Thats what when not explicitly needed by the method.
part was about: it returns MatchData
in this case, as requested.
Updated by fatkodima (Dima Fatko) about 4 years ago
- Subject changed from Introduce new Regexp option to avoid MatchData allocation to Introduce new Regexp option to avoid global MatchData allocations
Updated by Eregon (Benoit Daloze) about 4 years ago
IMHO hardcoding such knowledge in the pattern feels wrong (vs in the matching method like Regexp#match?
which is fine).
It seems to me that it could cause confusing bugs, e.g. when using /f
in the case
above if a when
clause starts to use one of the $~
-derived variables.
Then it would unexpectedly always be nil
, causing a potentially very subtle bug.
I have a hard time to believe that allocating the MatchData is so expensive.
If that's the case, then there must be a lot of optimization potential for faster allocation of MatchData in CRuby.
What I think rather is this is due to having to set $~ in the caller, and maybe to compute group offsets.
I think it would be worth investigating more in details where does the performance overhead from $~
& friends come from in CRuby.
Updated by scivola20 (sciv ola) about 4 years ago
I believe that people who can use match?
and match
methods properly, can use this new Regexp option properly.
By the way, the total size of $`
, $&
, $'
equals to the size of the target string. Therefore a huge amount of String garbage will be generated, if the text is very large.

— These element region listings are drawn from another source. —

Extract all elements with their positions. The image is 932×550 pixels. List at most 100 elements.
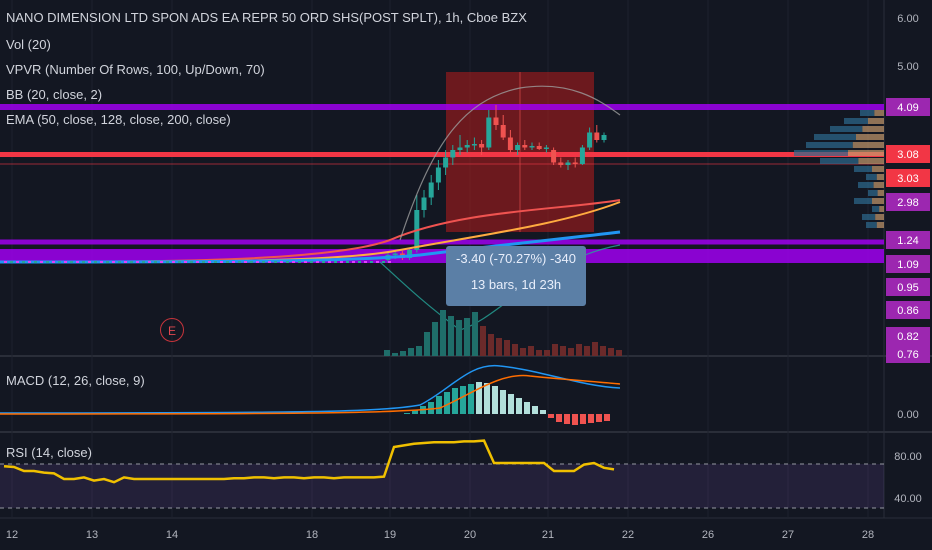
candle-body (457, 147, 463, 150)
dotted-bb-mark (196, 261, 199, 263)
price-tag-box (886, 145, 930, 163)
candle-body (450, 150, 456, 158)
macd-line (0, 364, 621, 414)
vpvr-bar-up (814, 134, 856, 140)
dotted-bb-mark (250, 261, 253, 263)
dotted-bb-mark (286, 261, 289, 263)
volume-bar (560, 346, 566, 356)
macd-hist-bar (548, 414, 554, 418)
vpvr-bar-down (877, 190, 884, 196)
vpvr-bar-up (854, 166, 872, 172)
rsi-line (3, 439, 615, 484)
vpvr-bar-up (866, 222, 877, 228)
candle-body (565, 162, 571, 165)
price-tag-box (886, 193, 930, 211)
dotted-bb-mark (100, 261, 103, 263)
price-tag-box (886, 98, 930, 116)
dotted-bb-mark (172, 261, 175, 263)
dotted-bb-mark (364, 261, 367, 263)
vpvr-bar-down (872, 198, 884, 204)
macd-hist-bar (604, 414, 610, 421)
price-tag-box (886, 231, 930, 249)
macd-tick-label: 0.00 (897, 409, 918, 421)
macd-hist-bar (588, 414, 594, 423)
price-tag-label: 1.09 (897, 259, 918, 271)
dotted-bb-mark (202, 261, 205, 263)
volume-bar (400, 351, 406, 356)
candle-body (486, 117, 492, 148)
macd-hist-bar (580, 414, 586, 424)
vpvr-bar-down (862, 126, 884, 132)
price-tag-label: 0.86 (897, 305, 918, 317)
price-tick-label: 6.00 (897, 13, 918, 25)
dotted-bb-mark (4, 261, 7, 263)
volume-bar (464, 318, 470, 356)
candle-body (435, 167, 441, 183)
macd-hist-bar (500, 390, 506, 414)
dotted-bb-mark (136, 261, 139, 263)
dotted-bb-mark (124, 261, 127, 263)
price-tag-label: 0.76 (897, 349, 918, 361)
dotted-bb-mark (88, 261, 91, 263)
candle-body (500, 125, 506, 138)
candle-body (579, 147, 585, 164)
candle-body (587, 132, 593, 148)
vpvr-bar-up (794, 150, 848, 156)
volume-bar (568, 348, 574, 356)
price-tag-label: 0.95 (897, 282, 918, 294)
vpvr-bar-down (873, 182, 884, 188)
candle-body (515, 145, 521, 150)
macd-hist-bar (532, 406, 538, 414)
time-tick-label: 12 (6, 529, 18, 541)
macd-hist-bar (508, 394, 514, 414)
dotted-bb-mark (46, 261, 49, 263)
measure-change: -3.40 (-70.27%) -340 (456, 251, 576, 266)
measure-duration: 13 bars, 1d 23h (470, 277, 562, 292)
volume-bar (432, 322, 438, 356)
candle-body (594, 132, 600, 140)
vpvr-bar-up (866, 174, 877, 180)
dotted-bb-mark (292, 261, 295, 263)
candle-body (392, 253, 398, 255)
dotted-bb-mark (118, 261, 121, 263)
price-tag-label: 4.09 (897, 102, 918, 114)
candle-body (551, 150, 557, 163)
dotted-bb-mark (214, 261, 217, 263)
time-tick-label: 26 (702, 529, 714, 541)
volume-bar (496, 338, 502, 356)
macd-hist-bar (596, 414, 602, 422)
candle-body (428, 182, 434, 198)
volume-bar (416, 346, 422, 356)
volume-bar (456, 320, 462, 356)
dotted-bb-mark (256, 261, 259, 263)
volume-bar (440, 310, 446, 356)
earnings-marker[interactable]: E (160, 318, 184, 342)
dotted-bb-mark (70, 261, 73, 263)
dotted-bb-mark (190, 261, 193, 263)
time-tick-label: 21 (542, 529, 554, 541)
candle-body (601, 135, 607, 140)
rsi-tick-label: 80.00 (894, 451, 922, 463)
vpvr-bar-down (852, 142, 884, 148)
volume-bar (528, 346, 534, 356)
candle-body (572, 162, 578, 164)
macd-label: MACD (12, 26, close, 9) (6, 373, 145, 388)
candle-body (421, 197, 427, 210)
macd-signal-line (0, 374, 621, 415)
dotted-bb-mark (238, 261, 241, 263)
dotted-bb-mark (370, 261, 373, 263)
price-tag-box (886, 278, 930, 296)
macd-hist-bar (436, 396, 442, 414)
vpvr-bar-up (830, 126, 863, 132)
volume-bar (392, 353, 398, 356)
price-tag-box (886, 327, 930, 345)
dotted-bb-mark (340, 261, 343, 263)
dotted-bb-mark (40, 261, 43, 263)
vpvr-bar-down (872, 166, 884, 172)
indicator-vpvr: VPVR (Number Of Rows, 100, Up/Down, 70) (6, 62, 265, 77)
dotted-bb-mark (208, 261, 211, 263)
volume-bar (520, 348, 526, 356)
dotted-bb-mark (58, 261, 61, 263)
vpvr-bar-down (848, 150, 884, 156)
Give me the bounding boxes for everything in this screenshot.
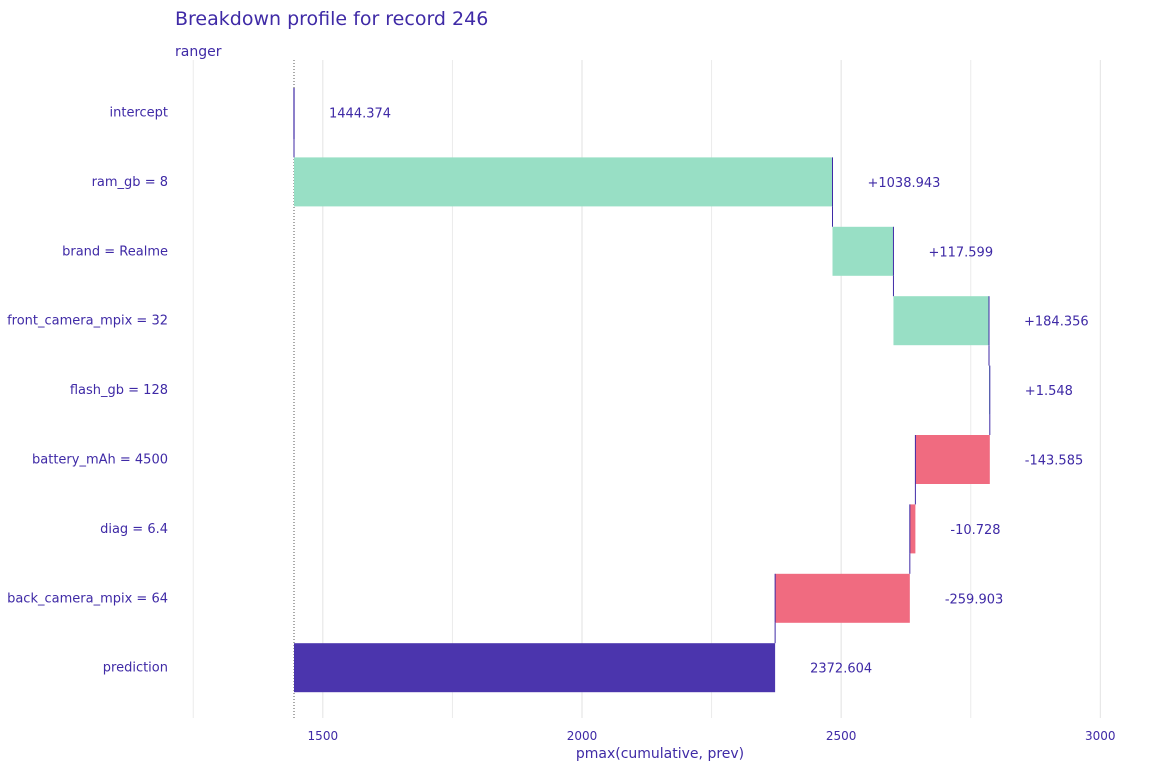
- bar-positive: [294, 157, 833, 207]
- row-label: back_camera_mpix = 64: [7, 591, 168, 606]
- bar-positive: [832, 226, 894, 276]
- bars-group: [293, 88, 991, 693]
- row-label: diag = 6.4: [100, 522, 168, 537]
- value-label: +184.356: [1024, 315, 1089, 330]
- value-label: 2372.604: [810, 662, 872, 677]
- value-label: -143.585: [1025, 454, 1083, 469]
- x-tick-label: 2500: [826, 729, 857, 743]
- bar-negative: [909, 504, 916, 554]
- row-label: battery_mAh = 4500: [32, 453, 168, 468]
- value-label: 1444.374: [329, 107, 391, 122]
- row-label: prediction: [103, 661, 168, 676]
- bar-prediction: [294, 643, 776, 693]
- value-label: -10.728: [950, 523, 1000, 538]
- row-labels: intercept ram_gb = 8 brand = Realme front_c…: [7, 106, 168, 676]
- x-tick-label: 2000: [567, 729, 598, 743]
- row-label: brand = Realme: [62, 244, 168, 259]
- x-axis-label: pmax(cumulative, prev): [576, 746, 744, 762]
- value-labels: 1444.374 +1038.943 +117.599 +184.356 +1.548 -…: [329, 107, 1089, 677]
- x-tick-label: 3000: [1085, 729, 1116, 743]
- x-tick-label: 1500: [308, 729, 339, 743]
- bar-negative: [915, 435, 990, 484]
- chart-title: Breakdown profile for record 246: [175, 8, 488, 30]
- row-label: flash_gb = 128: [70, 383, 168, 398]
- x-axis-ticks: 1500 2000 2500 3000: [308, 729, 1116, 743]
- bar-negative: [775, 573, 910, 623]
- row-label: front_camera_mpix = 32: [7, 314, 168, 329]
- chart-subtitle: ranger: [175, 44, 222, 60]
- value-label: +1038.943: [868, 176, 941, 191]
- value-label: -259.903: [945, 592, 1003, 607]
- value-label: +117.599: [928, 245, 993, 260]
- row-label: intercept: [110, 106, 169, 121]
- bar-positive: [893, 296, 990, 346]
- row-label: ram_gb = 8: [92, 175, 168, 190]
- connector-lines: [293, 137, 991, 644]
- value-label: +1.548: [1025, 384, 1073, 399]
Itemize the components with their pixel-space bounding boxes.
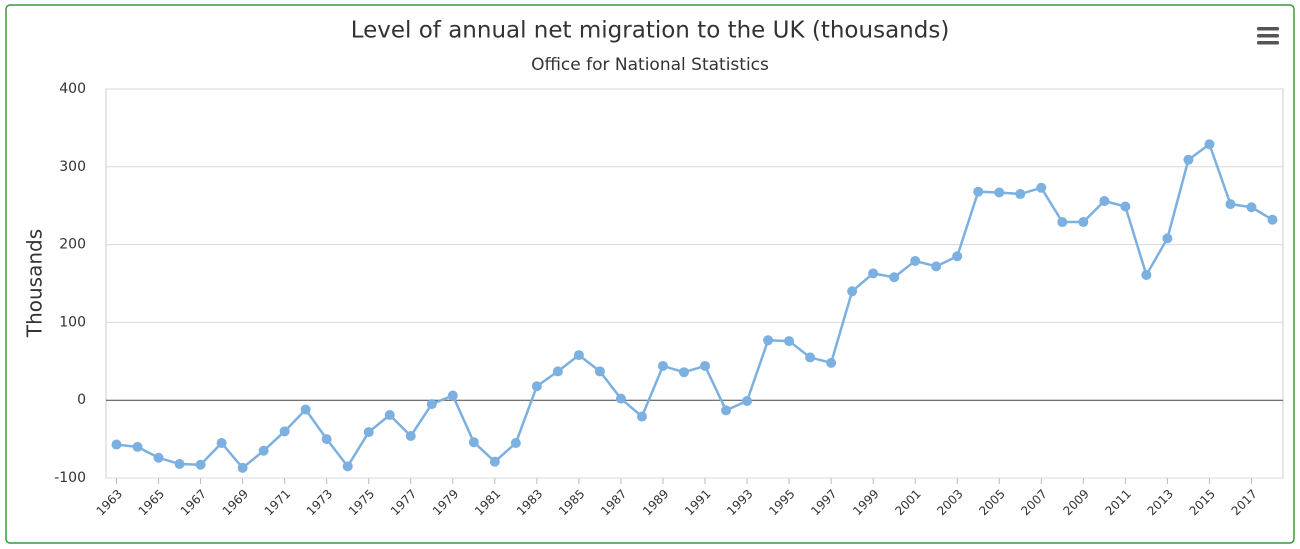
point — [363, 427, 374, 438]
point — [931, 261, 942, 272]
point — [447, 390, 458, 401]
point — [216, 437, 227, 448]
point — [1246, 202, 1257, 213]
point — [510, 437, 521, 448]
point — [763, 335, 774, 346]
point — [657, 360, 668, 371]
point — [237, 462, 248, 473]
point — [552, 366, 563, 377]
point — [279, 426, 290, 437]
point — [1057, 217, 1068, 228]
y-tick-label: 300 — [59, 159, 86, 175]
y-tick-label: 100 — [59, 314, 86, 330]
point — [952, 251, 963, 262]
point — [426, 399, 437, 410]
point — [805, 352, 816, 363]
point — [742, 395, 753, 406]
point — [721, 405, 732, 416]
point — [1162, 233, 1173, 244]
point — [615, 393, 626, 404]
point — [1141, 269, 1152, 280]
point — [573, 350, 584, 361]
point — [868, 268, 879, 279]
point — [1120, 201, 1131, 212]
point — [1078, 217, 1089, 228]
y-tick-label: -100 — [54, 470, 86, 486]
point — [973, 186, 984, 197]
point — [342, 461, 353, 472]
point — [384, 409, 395, 420]
y-axis-label: Thousands — [23, 229, 47, 338]
point — [1036, 182, 1047, 193]
point — [784, 336, 795, 347]
point — [1267, 214, 1278, 225]
point — [678, 367, 689, 378]
point — [889, 272, 900, 283]
point — [994, 187, 1005, 198]
point — [300, 404, 311, 415]
point — [826, 357, 837, 368]
point — [910, 255, 921, 266]
point — [847, 286, 858, 297]
point — [111, 439, 122, 450]
y-tick-label: 400 — [59, 81, 86, 97]
point — [1225, 199, 1236, 210]
point — [1099, 196, 1110, 207]
point — [594, 366, 605, 377]
point — [405, 430, 416, 441]
menu-bar — [1257, 41, 1279, 45]
point — [1183, 154, 1194, 165]
menu-button[interactable] — [1257, 27, 1279, 45]
point — [153, 452, 164, 463]
point — [195, 459, 206, 470]
point — [636, 411, 647, 422]
point — [132, 441, 143, 452]
chart-title: Level of annual net migration to the UK … — [351, 18, 950, 44]
frame — [5, 4, 1295, 544]
menu-bar — [1257, 34, 1279, 38]
y-tick-label: 200 — [59, 237, 86, 253]
y-tick-label: 0 — [77, 392, 86, 408]
chart-subtitle: Office for National Statistics — [531, 55, 769, 75]
point — [321, 434, 332, 445]
point — [174, 458, 185, 469]
point — [700, 360, 711, 371]
point — [468, 437, 479, 448]
point — [531, 381, 542, 392]
point — [258, 445, 269, 456]
point — [1204, 139, 1215, 150]
menu-bar — [1257, 27, 1279, 31]
point — [1015, 189, 1026, 200]
point — [489, 456, 500, 467]
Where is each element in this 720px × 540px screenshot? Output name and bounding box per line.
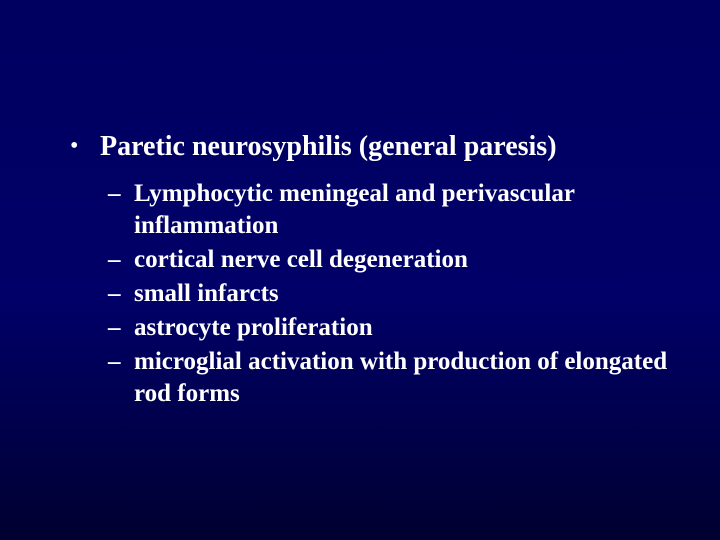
dash-icon: – (108, 244, 134, 276)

Updated by Eregon (Benoit Daloze) about 4 years ago
scivola20 (sciv ola) wrote in #note-5:
I believe that people who can use
match?
andmatch
methods properly, can use this new Regexp option properly.
I disagree, match?
is clear, I think =~
suddenly not setting $~
would be a frequent source of bugs.
By the way, the total size of
$`
,$&
,$'
equals to the size of the target string. Therefore a huge amount of String garbage will be generated, if the text is very large.
They are all based on $~
, isn't it?
I think they only need a copy-on-write copy of the source string (to avoid later mutations affecting them) + the matched offsets.
At least that's what happens in TruffleRuby.
Updated by Eregon (Benoit Daloze) about 4 years ago
I took a quick look, the logic to set $~ is here:
https://github.com/ruby/ruby/blob/148961adcd0704d964fce920330a6301b9704c25/re.c#L1608-L1623
It does not seem so expensive, but the region is allocated which xmalloc() which is probably not so cheap (there is also a rb_gc()
call in there, hopefully it's not hit in practice).
rb_backref_set()
goes through a few indirections (it needs to reach the caller frame typically), but it does not seem too expensive either.
I think it would be valuable to investigate further what's actually expensive for setting $~
and how can that be optimized.
A hacky Regexp flag to manually optimize match/=~/===
calls doesn't seem a good way to me.
The caller code knows if it needs $~, etc, not the Regexp literal.
Updated by scivola20 (sciv ola) about 4 years ago
Sorry. “a huge amount of String garbage” is my misunderstanding.
But I don’t know under what situation this option may cause a bug.